Addameer continues to contend that this ruling contravenes the right to family visits entrenched in international law. Moreover, Addameer submits that the absolute prohibition on family visits is designed to demoralize and punish prisoners’ families, and by extension the general population in Gaza, for their political choices in 2006 and for the June 2006 capture of Gilad Shalit, making the policy a clear case of collective punishment, a war crime for which Israel should be held responsible.

Despite a renewed call by the ICRC to reinstate family visits following a mass hunger strike launched by prisoners on 27 September to protest increased punitive measures, in addition to the 11 October prisoner exchange deal, which saw the release of Gilad Shalit and 1,027 Palestinian political prisoners, no efforts have been made to change this policy.

Israel, and particularly the Israeli Prison Service, should immediately allow family visits and phone communication to Gazan prisoners in accordance with its legal obligations. Addameer rejects any alternative solution to the complete reinstatement of family visits, such as allowing prisoners to make teleconference calls with their families, as proposed by Israel to the ICRC.
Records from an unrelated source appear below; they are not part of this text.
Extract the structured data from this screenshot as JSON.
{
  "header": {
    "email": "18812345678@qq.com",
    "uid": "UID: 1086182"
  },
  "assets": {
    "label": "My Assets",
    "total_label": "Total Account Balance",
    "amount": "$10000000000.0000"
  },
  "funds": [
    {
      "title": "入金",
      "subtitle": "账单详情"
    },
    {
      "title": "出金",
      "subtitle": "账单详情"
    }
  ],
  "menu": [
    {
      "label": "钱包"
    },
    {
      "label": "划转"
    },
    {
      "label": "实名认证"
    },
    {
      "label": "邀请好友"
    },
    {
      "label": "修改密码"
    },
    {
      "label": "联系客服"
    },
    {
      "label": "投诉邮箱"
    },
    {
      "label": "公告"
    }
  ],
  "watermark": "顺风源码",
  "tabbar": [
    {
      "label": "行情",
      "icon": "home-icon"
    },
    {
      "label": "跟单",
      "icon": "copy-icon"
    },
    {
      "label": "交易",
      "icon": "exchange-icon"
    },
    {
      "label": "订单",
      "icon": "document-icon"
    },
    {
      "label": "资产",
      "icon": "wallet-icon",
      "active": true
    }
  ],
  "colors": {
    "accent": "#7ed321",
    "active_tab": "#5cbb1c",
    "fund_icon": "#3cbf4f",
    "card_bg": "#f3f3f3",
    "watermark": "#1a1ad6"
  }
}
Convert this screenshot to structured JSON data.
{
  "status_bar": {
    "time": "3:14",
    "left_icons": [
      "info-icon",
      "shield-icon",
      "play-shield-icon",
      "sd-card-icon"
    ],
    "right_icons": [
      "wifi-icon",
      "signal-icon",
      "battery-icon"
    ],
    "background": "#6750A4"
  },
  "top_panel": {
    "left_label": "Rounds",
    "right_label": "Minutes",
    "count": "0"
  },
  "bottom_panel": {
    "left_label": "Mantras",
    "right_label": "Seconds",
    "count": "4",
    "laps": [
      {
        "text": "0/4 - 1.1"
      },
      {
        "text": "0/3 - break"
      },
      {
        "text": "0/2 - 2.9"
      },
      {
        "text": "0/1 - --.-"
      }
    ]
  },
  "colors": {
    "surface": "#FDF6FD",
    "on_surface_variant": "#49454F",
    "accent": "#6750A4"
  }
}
Addameer therefore calls on members of the international community, particularly UN Member States and relevant UN bodies and agencies, to publically condemn Israel’s ban on family visits to Gaza residents detained in Israeli prisons, to immediately intervene with the Israeli authorities to pressure them to adhere to their international legal obligations by reversing the ban on family visits, and to hold Israel accountable for the ongoing collective punishment against the population of the Gaza Strip.